La frase era dubitativa, ma l'accento dimostrava la certezza. Il giovane stese ambe le mani per afferrare la destra del duca; ma il vecchio gli aperse le braccia e lo strinse paternamente al suo cuore.

—Non dubitate di Dio!—rispose egli con piglio solenne.—Non ne dubitate, nè ora nè mai. È un vecchio che ve ne prega, un vecchio al quale è stata negata la sua parte di gioia, un vecchio che aspetta ancora ogni cosa da lui. Ed ora io vi dirò quello che chiedevate pur dianzi; chi ha fede in me, è degno della mia fede, e poichè il mio segreto morrà nel vostro cuore….

—No, ve ne supplico;—interruppe il Giuliani.—Non una parola di più! Fallirei alla vostra stima, alla mia, se vi lasciassi proseguire. Chi siete? Lo so: un amico. Donde venite? Dal dolore, poichè v'accostate a chi soffre. Non basta ciò forse?—

Il Giuliani e il duca di Feira rimasero un tratto senza parole; ma il loro silenzio era eloquente, perchè dai loro occhi traspariva la fede scambievole, dai loro atti la commozione, la gioia profonda di quel loro ravvicinamento, di quell'aspra battaglia mutata in alleanza. Parevano due vecchi amici, i quali da lunga pezza non si fossero veduti, nè mai fino a quel giorno, a quell'ora, avessero sperato di trovarsi vicini.

Ripigliata la conversazione, il Giuliani volle che il duca fosse informato minutamente di ogni cosa. E cominciò a dirgli chi fosse il Gallegos, l'anima dei neri, dei quali il marchese Antoniotto Torre Vivaldi era l'insegna; come e per quali ragioni desse la caccia ai milioni del vecchio banchiere Vitali, e come perciò avesse giurata la rovina di Aloise di Montalto.

Narrò, poichè gli cadeva in taglio, del dottor Collini, e della sua scena occorsa nella chiesuola di San Nazaro, dove, per colpa di lui, Aloise e Lorenzo, due uomini nati per amarsi, avevano lavorato alacremente ad uccidersi; il che per buona sorte non avvenne, ed egli aveva potuto involgerli ambedue nel suo odio implacabile.
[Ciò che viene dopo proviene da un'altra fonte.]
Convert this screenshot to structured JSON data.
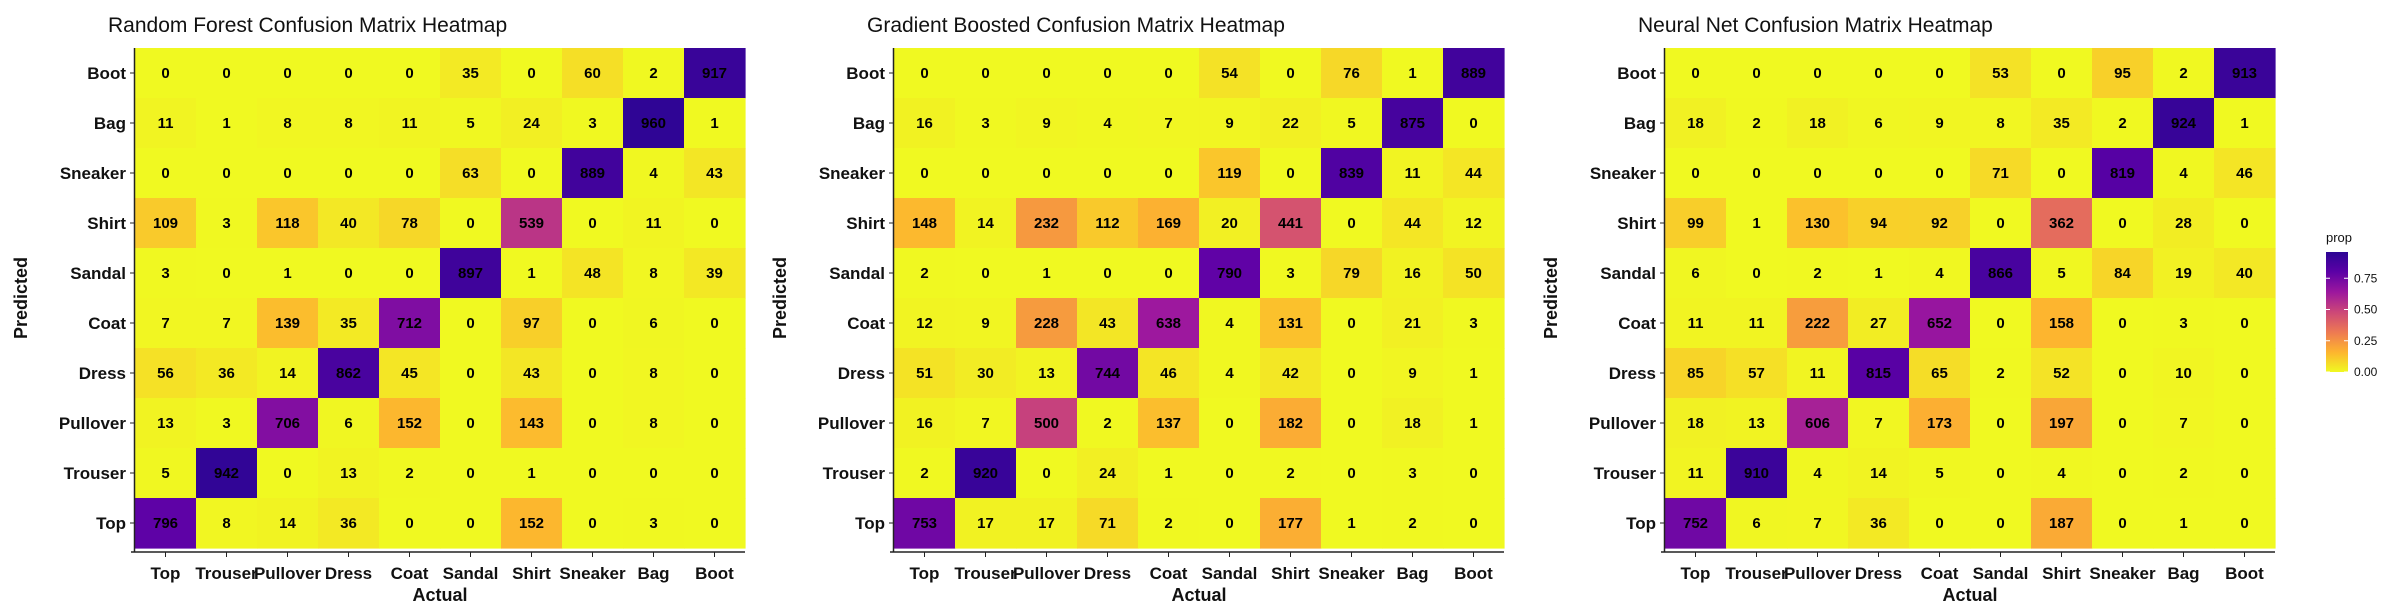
{
  "chart_data": [
    {
      "type": "heatmap",
      "title": "Random Forest Confusion Matrix Heatmap",
      "xlabel": "Actual",
      "ylabel": "Predicted",
      "x_categories": [
        "Top",
        "Trouser",
        "Pullover",
        "Dress",
        "Coat",
        "Sandal",
        "Shirt",
        "Sneaker",
        "Bag",
        "Boot"
      ],
      "y_categories": [
        "Boot",
        "Bag",
        "Sneaker",
        "Shirt",
        "Sandal",
        "Coat",
        "Dress",
        "Pullover",
        "Trouser",
        "Top"
      ],
      "values": [
        [
          0,
          0,
          0,
          0,
          0,
          35,
          0,
          60,
          2,
          917
        ],
        [
          11,
          1,
          8,
          8,
          11,
          5,
          24,
          3,
          960,
          1
        ],
        [
          0,
          0,
          0,
          0,
          0,
          63,
          0,
          889,
          4,
          43
        ],
        [
          109,
          3,
          118,
          40,
          78,
          0,
          539,
          0,
          11,
          0
        ],
        [
          3,
          0,
          1,
          0,
          0,
          897,
          1,
          48,
          8,
          39
        ],
        [
          7,
          7,
          139,
          35,
          712,
          0,
          97,
          0,
          6,
          0
        ],
        [
          56,
          36,
          14,
          862,
          45,
          0,
          43,
          0,
          8,
          0
        ],
        [
          13,
          3,
          706,
          6,
          152,
          0,
          143,
          0,
          8,
          0
        ],
        [
          5,
          942,
          0,
          13,
          2,
          0,
          1,
          0,
          0,
          0
        ],
        [
          796,
          8,
          14,
          36,
          0,
          0,
          152,
          0,
          3,
          0
        ]
      ]
    },
    {
      "type": "heatmap",
      "title": "Gradient Boosted Confusion Matrix Heatmap",
      "xlabel": "Actual",
      "ylabel": "Predicted",
      "x_categories": [
        "Top",
        "Trouser",
        "Pullover",
        "Dress",
        "Coat",
        "Sandal",
        "Shirt",
        "Sneaker",
        "Bag",
        "Boot"
      ],
      "y_categories": [
        "Boot",
        "Bag",
        "Sneaker",
        "Shirt",
        "Sandal",
        "Coat",
        "Dress",
        "Pullover",
        "Trouser",
        "Top"
      ],
      "values": [
        [
          0,
          0,
          0,
          0,
          0,
          54,
          0,
          76,
          1,
          889
        ],
        [
          16,
          3,
          9,
          4,
          7,
          9,
          22,
          5,
          875,
          0
        ],
        [
          0,
          0,
          0,
          0,
          0,
          119,
          0,
          839,
          11,
          44
        ],
        [
          148,
          14,
          232,
          112,
          169,
          20,
          441,
          0,
          44,
          12
        ],
        [
          2,
          0,
          1,
          0,
          0,
          790,
          3,
          79,
          16,
          50
        ],
        [
          12,
          9,
          228,
          43,
          638,
          4,
          131,
          0,
          21,
          3
        ],
        [
          51,
          30,
          13,
          744,
          46,
          4,
          42,
          0,
          9,
          1
        ],
        [
          16,
          7,
          500,
          2,
          137,
          0,
          182,
          0,
          18,
          1
        ],
        [
          2,
          920,
          0,
          24,
          1,
          0,
          2,
          0,
          3,
          0
        ],
        [
          753,
          17,
          17,
          71,
          2,
          0,
          177,
          1,
          2,
          0
        ]
      ]
    },
    {
      "type": "heatmap",
      "title": "Neural Net Confusion Matrix Heatmap",
      "xlabel": "Actual",
      "ylabel": "Predicted",
      "x_categories": [
        "Top",
        "Trouser",
        "Pullover",
        "Dress",
        "Coat",
        "Sandal",
        "Shirt",
        "Sneaker",
        "Bag",
        "Boot"
      ],
      "y_categories": [
        "Boot",
        "Bag",
        "Sneaker",
        "Shirt",
        "Sandal",
        "Coat",
        "Dress",
        "Pullover",
        "Trouser",
        "Top"
      ],
      "values": [
        [
          0,
          0,
          0,
          0,
          0,
          53,
          0,
          95,
          2,
          913
        ],
        [
          18,
          2,
          18,
          6,
          9,
          8,
          35,
          2,
          924,
          1
        ],
        [
          0,
          0,
          0,
          0,
          0,
          71,
          0,
          819,
          4,
          46
        ],
        [
          99,
          1,
          130,
          94,
          92,
          0,
          362,
          0,
          28,
          0
        ],
        [
          6,
          0,
          2,
          1,
          4,
          866,
          5,
          84,
          19,
          40
        ],
        [
          11,
          11,
          222,
          27,
          652,
          0,
          158,
          0,
          3,
          0
        ],
        [
          85,
          57,
          11,
          815,
          65,
          2,
          52,
          0,
          10,
          0
        ],
        [
          18,
          13,
          606,
          7,
          173,
          0,
          197,
          0,
          7,
          0
        ],
        [
          11,
          910,
          4,
          14,
          5,
          0,
          4,
          0,
          2,
          0
        ],
        [
          752,
          6,
          7,
          36,
          0,
          0,
          187,
          0,
          1,
          0
        ]
      ]
    }
  ],
  "legend": {
    "title": "prop",
    "ticks": [
      "0.00",
      "0.25",
      "0.50",
      "0.75"
    ],
    "tick_values": [
      0,
      0.25,
      0.5,
      0.75
    ],
    "range": [
      0,
      0.96
    ]
  },
  "colors": {
    "low": "#f0f921",
    "high": "#2c0594",
    "palette": [
      "#f0f921",
      "#fdb42f",
      "#ed7953",
      "#cc4778",
      "#9c179e",
      "#5c01a6",
      "#2c0594"
    ]
  }
}
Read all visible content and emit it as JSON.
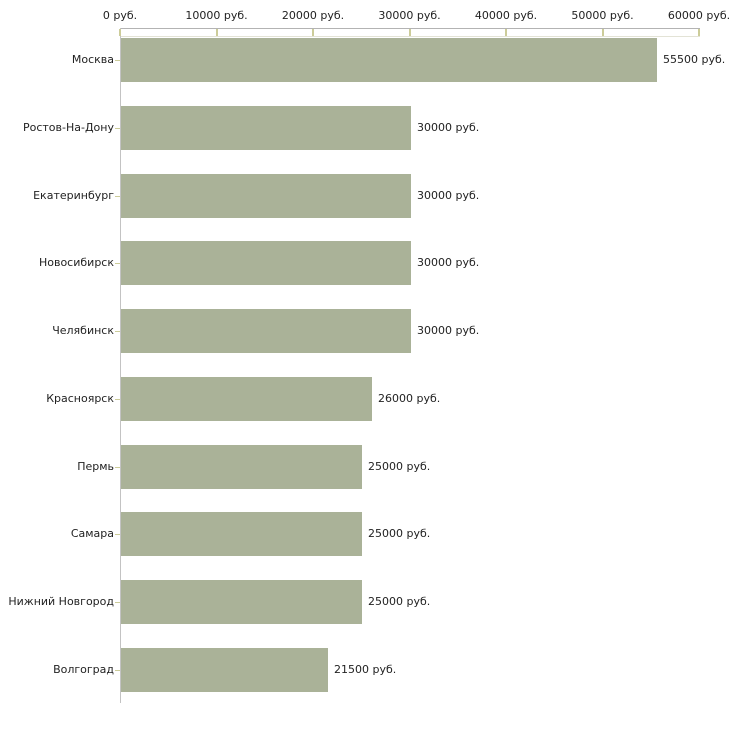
{
  "chart_data": {
    "type": "bar",
    "orientation": "horizontal",
    "title": "",
    "xlabel": "",
    "ylabel": "",
    "legend": false,
    "grid": false,
    "categories": [
      "Москва",
      "Ростов-На-Дону",
      "Екатеринбург",
      "Новосибирск",
      "Челябинск",
      "Красноярск",
      "Пермь",
      "Самара",
      "Нижний Новгород",
      "Волгоград"
    ],
    "values": [
      55500,
      30000,
      30000,
      30000,
      30000,
      26000,
      25000,
      25000,
      25000,
      21500
    ],
    "value_labels": [
      "55500 руб.",
      "30000 руб.",
      "30000 руб.",
      "30000 руб.",
      "30000 руб.",
      "26000 руб.",
      "25000 руб.",
      "25000 руб.",
      "25000 руб.",
      "21500 руб."
    ],
    "x_axis": {
      "position": "top",
      "range": [
        0,
        60000
      ],
      "ticks": [
        0,
        10000,
        20000,
        30000,
        40000,
        50000,
        60000
      ],
      "tick_labels": [
        "0 руб.",
        "10000 руб.",
        "20000 руб.",
        "30000 руб.",
        "40000 руб.",
        "50000 руб.",
        "60000 руб."
      ]
    },
    "colors": {
      "background": "#ffffff",
      "bar_fill": "#aab298",
      "axis_line": "#b3b3b3",
      "plot_border": "#e3e3d6",
      "tick_mark": "#cccc99",
      "y_axis_line": "#c3c3c3",
      "text": "#222222"
    }
  }
}
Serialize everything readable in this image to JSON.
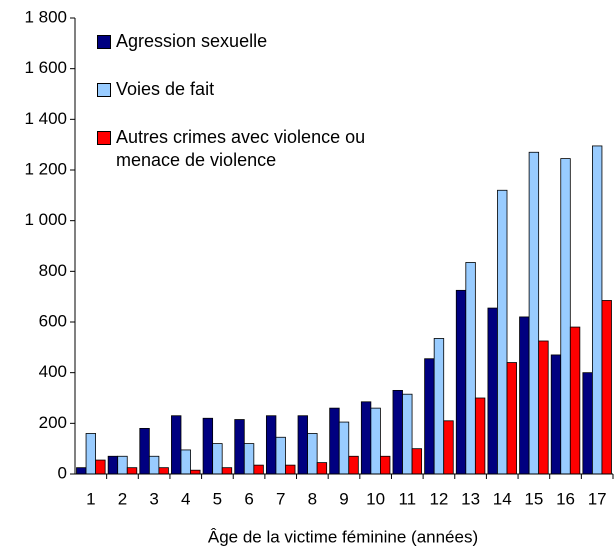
{
  "chart_data": {
    "type": "bar",
    "x_label": "Âge de la victime féminine (années)",
    "categories": [
      "1",
      "2",
      "3",
      "4",
      "5",
      "6",
      "7",
      "8",
      "9",
      "10",
      "11",
      "12",
      "13",
      "14",
      "15",
      "16",
      "17"
    ],
    "series": [
      {
        "name": "Agression sexuelle",
        "color": "#000080",
        "values": [
          25,
          70,
          180,
          230,
          220,
          215,
          230,
          230,
          260,
          285,
          330,
          455,
          725,
          655,
          620,
          470,
          400
        ]
      },
      {
        "name": "Voies de fait",
        "color": "#99ccff",
        "values": [
          160,
          70,
          70,
          95,
          120,
          120,
          145,
          160,
          205,
          260,
          315,
          535,
          835,
          1120,
          1270,
          1245,
          1295
        ]
      },
      {
        "name": "Autres crimes avec violence ou menace de violence",
        "color": "#ff0000",
        "values": [
          55,
          25,
          25,
          15,
          25,
          35,
          35,
          45,
          70,
          70,
          100,
          210,
          300,
          440,
          525,
          580,
          685
        ]
      }
    ],
    "ylim": [
      0,
      1800
    ],
    "yticks": [
      0,
      200,
      400,
      600,
      800,
      {
        "value": 1000,
        "label": "1 000"
      },
      {
        "value": 1200,
        "label": "1 200"
      },
      {
        "value": 1400,
        "label": "1 400"
      },
      {
        "value": 1600,
        "label": "1 600"
      },
      {
        "value": 1800,
        "label": "1 800"
      }
    ],
    "legend": "upper left",
    "grid": false
  }
}
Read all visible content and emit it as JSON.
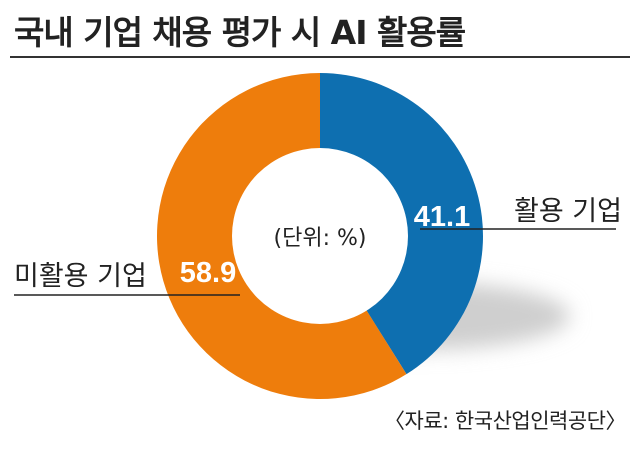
{
  "title": "국내 기업 채용 평가 시 AI 활용률",
  "source": "〈자료: 한국산업인력공단〉",
  "colors": {
    "used": "#0E6FB0",
    "unused": "#EE7D0C",
    "shadow": "#cfcfcf",
    "text": "#222222"
  },
  "chart_data": {
    "type": "pie",
    "title": "국내 기업 채용 평가 시 AI 활용률",
    "unit_label": "(단위: %)",
    "categories": [
      "활용 기업",
      "미활용 기업"
    ],
    "values": [
      41.1,
      58.9
    ],
    "value_labels": [
      "41.1",
      "58.9"
    ],
    "donut": true
  }
}
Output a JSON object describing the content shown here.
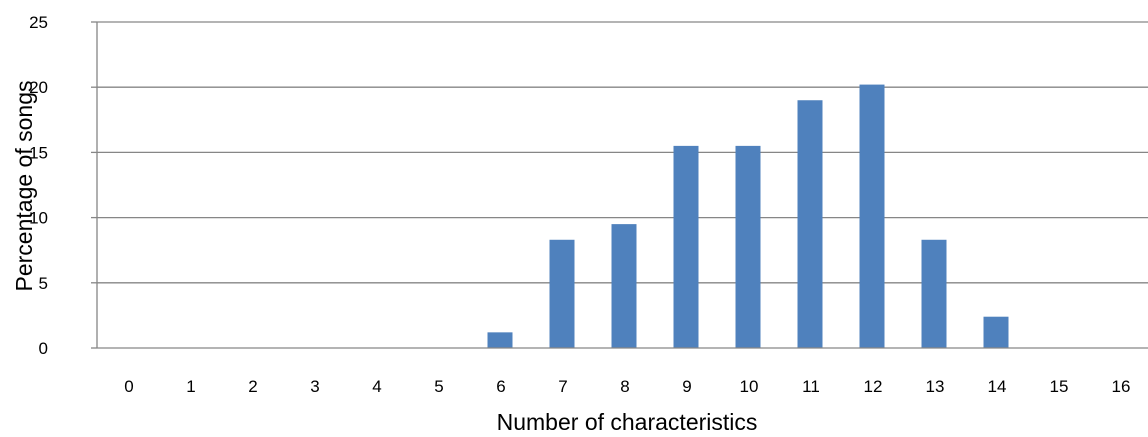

Di Lorenzo Salvani raccontò come in pochi anni, morti i parenti, precipitasse a rovina, malgrado ogni suo sforzo, malgrado ogni studio di procacciarsi onestamente un pane. Il duca di Feira entrò, condotto dalle parole del Giuliani, nella casa di quei poveri vergognosi, costretti dalla loro condizione a parere signori, e condannati a mille angustie segrete. E donde veniva tutta la guerra, che pareva del destino? Da Bonaventura Gallegos e dal suo aiutante nelle male opere. La casa Salvani possedeva un segreto; per averlo in sue mani, per istrappare una povera fanciulla da quella casa e giovarsene Dio sa con qual fine, il gesuita aveva messi in opera tutti i più sottili accorgimenti, tutte le più audaci invenzioni.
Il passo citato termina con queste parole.